Cameron focuses blame on "that terrorist group" the IRA, and pays tribute to all those officers "who defended democracy and the rule of law". He disagrees with the Finucane family's call for a public inquiry: "Indeed, the history of public inquiries in Northern Ireland would suggest that had we gone down this route, we would not know what we know today."

Does Cameron mean that had there been an actual inquiry, his government would have ensured that documents allegedly viewed in secret by Sir Desmond could have gone permanently missing, like those rifles used on Bloody Sunday, held under tight security by the Ministry of Defense, and "accidentally" destroyed before they could be examined by Lord Saville's Inquiry? Britain's vaunted "rule of law" is exposed as farce, a drug potion for the gullible.
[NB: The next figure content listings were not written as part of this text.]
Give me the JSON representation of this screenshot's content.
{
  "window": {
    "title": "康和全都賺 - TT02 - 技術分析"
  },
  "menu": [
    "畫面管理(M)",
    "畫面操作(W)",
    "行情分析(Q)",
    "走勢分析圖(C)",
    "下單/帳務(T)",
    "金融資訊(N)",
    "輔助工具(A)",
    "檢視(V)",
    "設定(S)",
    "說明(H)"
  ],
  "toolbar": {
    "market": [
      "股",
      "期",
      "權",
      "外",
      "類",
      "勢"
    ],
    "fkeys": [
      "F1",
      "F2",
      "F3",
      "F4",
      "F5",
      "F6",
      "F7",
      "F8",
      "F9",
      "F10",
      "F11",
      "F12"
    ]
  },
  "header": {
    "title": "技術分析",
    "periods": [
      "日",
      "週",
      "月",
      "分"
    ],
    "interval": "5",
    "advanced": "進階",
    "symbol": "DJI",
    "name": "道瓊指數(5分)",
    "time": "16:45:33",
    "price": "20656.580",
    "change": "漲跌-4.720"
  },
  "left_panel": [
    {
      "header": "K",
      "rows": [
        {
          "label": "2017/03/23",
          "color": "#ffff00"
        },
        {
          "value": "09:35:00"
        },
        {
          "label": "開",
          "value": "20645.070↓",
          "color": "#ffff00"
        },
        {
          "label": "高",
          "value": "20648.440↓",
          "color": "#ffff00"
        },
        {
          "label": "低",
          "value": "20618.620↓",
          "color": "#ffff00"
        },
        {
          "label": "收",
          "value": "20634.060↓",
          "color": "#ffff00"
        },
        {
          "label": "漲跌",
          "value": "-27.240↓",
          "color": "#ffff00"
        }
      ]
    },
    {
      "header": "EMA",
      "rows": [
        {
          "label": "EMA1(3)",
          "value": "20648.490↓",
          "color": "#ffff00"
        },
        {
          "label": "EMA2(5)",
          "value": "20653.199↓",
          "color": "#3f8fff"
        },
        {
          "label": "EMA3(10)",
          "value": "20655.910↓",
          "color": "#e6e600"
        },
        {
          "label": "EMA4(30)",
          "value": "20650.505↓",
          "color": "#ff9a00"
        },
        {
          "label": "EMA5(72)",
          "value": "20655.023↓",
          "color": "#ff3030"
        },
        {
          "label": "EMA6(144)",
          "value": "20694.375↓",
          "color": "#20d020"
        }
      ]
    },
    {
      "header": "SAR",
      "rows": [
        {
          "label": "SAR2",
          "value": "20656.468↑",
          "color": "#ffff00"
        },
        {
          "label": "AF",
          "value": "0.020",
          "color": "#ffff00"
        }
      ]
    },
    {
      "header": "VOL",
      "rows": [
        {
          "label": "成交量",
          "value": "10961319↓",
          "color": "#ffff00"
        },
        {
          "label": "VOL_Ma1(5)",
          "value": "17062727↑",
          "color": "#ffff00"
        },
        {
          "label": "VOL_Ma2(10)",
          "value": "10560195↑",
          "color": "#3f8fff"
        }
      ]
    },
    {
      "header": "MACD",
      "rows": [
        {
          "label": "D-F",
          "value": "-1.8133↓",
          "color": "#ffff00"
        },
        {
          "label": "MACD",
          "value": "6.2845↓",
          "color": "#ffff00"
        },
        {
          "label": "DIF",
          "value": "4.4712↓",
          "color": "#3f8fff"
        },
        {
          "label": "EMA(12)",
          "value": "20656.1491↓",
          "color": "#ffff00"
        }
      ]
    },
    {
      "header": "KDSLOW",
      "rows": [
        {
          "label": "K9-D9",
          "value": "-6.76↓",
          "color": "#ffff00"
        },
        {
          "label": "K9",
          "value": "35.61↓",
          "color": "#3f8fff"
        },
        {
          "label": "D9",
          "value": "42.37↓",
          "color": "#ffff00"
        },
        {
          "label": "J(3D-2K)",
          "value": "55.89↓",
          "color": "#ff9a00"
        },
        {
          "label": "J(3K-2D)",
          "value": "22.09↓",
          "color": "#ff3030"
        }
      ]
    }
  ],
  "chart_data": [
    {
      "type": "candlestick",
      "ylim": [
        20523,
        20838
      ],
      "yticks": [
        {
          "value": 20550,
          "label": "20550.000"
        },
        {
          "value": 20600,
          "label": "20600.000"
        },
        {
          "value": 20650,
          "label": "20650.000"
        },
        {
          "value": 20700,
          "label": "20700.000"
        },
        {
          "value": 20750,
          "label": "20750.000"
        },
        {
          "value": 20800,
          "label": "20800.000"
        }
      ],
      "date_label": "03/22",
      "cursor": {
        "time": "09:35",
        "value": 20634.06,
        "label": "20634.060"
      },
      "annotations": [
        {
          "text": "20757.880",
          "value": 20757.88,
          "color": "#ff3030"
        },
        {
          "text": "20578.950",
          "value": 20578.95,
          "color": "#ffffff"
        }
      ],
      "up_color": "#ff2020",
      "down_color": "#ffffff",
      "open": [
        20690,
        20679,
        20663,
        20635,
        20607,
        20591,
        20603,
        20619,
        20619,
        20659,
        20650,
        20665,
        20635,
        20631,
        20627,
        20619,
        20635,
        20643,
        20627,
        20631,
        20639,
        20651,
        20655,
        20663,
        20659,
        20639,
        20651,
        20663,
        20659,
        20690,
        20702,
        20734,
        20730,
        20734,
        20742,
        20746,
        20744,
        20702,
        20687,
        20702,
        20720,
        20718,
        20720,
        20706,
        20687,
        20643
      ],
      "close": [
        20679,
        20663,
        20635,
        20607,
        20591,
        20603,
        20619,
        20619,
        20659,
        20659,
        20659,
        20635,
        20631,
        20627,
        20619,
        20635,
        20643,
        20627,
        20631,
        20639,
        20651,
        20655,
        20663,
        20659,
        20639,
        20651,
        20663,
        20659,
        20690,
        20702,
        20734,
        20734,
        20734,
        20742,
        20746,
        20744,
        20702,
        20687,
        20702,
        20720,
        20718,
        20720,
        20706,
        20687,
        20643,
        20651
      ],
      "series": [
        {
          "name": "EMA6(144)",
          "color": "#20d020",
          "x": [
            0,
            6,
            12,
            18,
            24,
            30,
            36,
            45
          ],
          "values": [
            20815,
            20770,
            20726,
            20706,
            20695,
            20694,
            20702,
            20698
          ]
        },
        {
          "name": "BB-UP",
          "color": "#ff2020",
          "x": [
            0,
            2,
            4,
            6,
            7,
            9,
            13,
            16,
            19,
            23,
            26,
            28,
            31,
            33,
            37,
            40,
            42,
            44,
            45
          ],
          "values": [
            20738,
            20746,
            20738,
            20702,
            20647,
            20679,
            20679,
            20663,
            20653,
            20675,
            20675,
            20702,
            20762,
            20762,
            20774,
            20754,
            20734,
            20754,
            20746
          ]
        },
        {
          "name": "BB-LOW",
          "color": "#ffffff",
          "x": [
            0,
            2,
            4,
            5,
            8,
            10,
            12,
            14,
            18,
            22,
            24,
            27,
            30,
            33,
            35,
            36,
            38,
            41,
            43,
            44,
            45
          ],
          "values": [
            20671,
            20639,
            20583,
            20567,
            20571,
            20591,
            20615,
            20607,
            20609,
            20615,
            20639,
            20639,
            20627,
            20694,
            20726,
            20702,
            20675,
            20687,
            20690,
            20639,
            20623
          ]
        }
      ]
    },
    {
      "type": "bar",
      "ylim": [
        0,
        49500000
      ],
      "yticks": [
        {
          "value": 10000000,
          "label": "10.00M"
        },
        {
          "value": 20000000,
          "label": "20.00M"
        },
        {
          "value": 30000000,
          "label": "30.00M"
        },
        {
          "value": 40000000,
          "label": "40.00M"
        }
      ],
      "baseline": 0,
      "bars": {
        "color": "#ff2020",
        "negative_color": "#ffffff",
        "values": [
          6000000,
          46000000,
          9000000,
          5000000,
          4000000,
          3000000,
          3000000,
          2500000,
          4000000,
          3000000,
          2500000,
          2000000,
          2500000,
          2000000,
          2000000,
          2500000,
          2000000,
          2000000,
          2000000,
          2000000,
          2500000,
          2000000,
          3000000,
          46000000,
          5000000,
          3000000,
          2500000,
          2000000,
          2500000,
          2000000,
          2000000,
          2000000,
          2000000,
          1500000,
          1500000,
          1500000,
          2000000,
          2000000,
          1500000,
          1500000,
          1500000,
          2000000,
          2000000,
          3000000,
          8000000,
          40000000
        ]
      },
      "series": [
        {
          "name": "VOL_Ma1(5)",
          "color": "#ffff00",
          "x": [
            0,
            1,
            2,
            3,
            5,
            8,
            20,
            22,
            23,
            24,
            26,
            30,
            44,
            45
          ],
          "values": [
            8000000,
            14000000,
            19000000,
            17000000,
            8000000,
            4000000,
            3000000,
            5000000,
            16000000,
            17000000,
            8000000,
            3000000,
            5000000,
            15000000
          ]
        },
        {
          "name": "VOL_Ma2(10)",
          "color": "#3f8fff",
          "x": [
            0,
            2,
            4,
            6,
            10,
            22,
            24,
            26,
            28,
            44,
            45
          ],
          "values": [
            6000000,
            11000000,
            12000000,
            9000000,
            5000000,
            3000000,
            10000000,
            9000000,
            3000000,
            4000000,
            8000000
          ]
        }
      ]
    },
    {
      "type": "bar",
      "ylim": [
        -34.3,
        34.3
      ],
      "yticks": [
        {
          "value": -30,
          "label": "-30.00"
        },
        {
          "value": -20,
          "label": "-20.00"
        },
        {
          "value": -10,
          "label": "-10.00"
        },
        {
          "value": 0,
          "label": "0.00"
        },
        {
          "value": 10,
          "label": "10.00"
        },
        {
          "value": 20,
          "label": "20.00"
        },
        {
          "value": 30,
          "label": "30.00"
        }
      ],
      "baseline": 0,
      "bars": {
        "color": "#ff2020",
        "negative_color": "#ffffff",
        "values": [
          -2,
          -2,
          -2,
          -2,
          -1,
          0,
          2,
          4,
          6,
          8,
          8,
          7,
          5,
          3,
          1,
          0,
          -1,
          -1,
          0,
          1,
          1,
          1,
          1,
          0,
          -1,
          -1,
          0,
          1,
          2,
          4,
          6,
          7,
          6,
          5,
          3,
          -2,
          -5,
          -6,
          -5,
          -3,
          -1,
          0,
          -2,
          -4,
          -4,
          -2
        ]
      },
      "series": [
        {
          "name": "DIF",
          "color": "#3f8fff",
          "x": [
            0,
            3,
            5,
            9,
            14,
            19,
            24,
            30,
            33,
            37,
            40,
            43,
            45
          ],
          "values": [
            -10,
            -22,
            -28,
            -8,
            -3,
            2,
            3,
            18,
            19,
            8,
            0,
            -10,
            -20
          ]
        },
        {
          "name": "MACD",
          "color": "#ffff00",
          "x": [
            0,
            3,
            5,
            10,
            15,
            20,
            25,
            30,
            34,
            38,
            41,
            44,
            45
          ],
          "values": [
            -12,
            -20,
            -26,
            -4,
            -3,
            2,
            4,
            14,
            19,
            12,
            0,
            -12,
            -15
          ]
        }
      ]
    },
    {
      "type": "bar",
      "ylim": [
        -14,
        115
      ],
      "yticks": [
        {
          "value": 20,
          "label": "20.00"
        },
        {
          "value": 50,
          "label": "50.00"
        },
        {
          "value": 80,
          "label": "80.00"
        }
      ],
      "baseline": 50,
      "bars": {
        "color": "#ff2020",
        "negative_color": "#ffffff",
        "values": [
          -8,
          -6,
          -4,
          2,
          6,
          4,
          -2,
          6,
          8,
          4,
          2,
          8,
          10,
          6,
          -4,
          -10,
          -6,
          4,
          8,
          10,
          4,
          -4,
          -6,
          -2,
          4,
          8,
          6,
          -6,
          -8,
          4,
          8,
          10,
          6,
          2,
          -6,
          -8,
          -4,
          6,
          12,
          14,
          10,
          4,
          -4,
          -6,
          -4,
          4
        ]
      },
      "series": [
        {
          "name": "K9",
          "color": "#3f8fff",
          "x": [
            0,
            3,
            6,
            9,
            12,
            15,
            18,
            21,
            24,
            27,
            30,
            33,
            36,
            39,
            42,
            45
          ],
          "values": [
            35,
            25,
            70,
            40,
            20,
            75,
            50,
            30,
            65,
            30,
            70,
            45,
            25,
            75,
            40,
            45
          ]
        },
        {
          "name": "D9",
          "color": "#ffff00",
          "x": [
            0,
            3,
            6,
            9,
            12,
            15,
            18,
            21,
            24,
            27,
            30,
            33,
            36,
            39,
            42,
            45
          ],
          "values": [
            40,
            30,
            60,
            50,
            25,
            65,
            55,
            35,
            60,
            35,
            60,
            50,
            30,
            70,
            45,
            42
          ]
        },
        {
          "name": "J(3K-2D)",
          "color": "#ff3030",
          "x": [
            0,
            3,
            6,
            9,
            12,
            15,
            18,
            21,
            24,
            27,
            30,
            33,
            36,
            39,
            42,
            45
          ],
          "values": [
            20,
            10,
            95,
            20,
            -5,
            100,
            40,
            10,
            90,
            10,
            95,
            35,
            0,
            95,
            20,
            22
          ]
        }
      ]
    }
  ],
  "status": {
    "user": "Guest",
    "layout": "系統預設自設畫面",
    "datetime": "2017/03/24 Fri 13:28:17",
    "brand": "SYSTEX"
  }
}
Cameron ends up with a most vomitous demonstration of the fine British art of the big lie:  "If we as a country want to uphold democracy and the rule of law then we must be prepared to be judged by the highest standards. And we must also face up fully when we fall short."

One can dream that Irish-Americans might just this once take a moment to assess these events in their ancestral island, and express some outrage to the London government. A line or two of protest from those practicing the law, including some who regularly troll Irish newspapers and websites for new clients, might prove helpful.

Geraldine Finucane, widow of murdered Belfast solicitor Pat Finucane, with her children John, Katherine and Michael Photo: REUTERS

Mrs. Geraldine Finucane: "I regret to say... yet another British government has engineered suppression of the truth of the murder of my husband... It is clear that this report has done exactly what was required: to give the benefit of doubt to the state, its cabinet and ministers, to the army, to the intelligence services, to itself...The dirt has been swept under the carpet without any serious attempt to lift the lid on what happened to Pat and so many others. This report is a sham. This report is a whitewash. This report is a confidence trick dressed up as independent scrutiny and given invisible clothes of reliability. But most of all, most hurtful and insulting of all, this report is not the truth."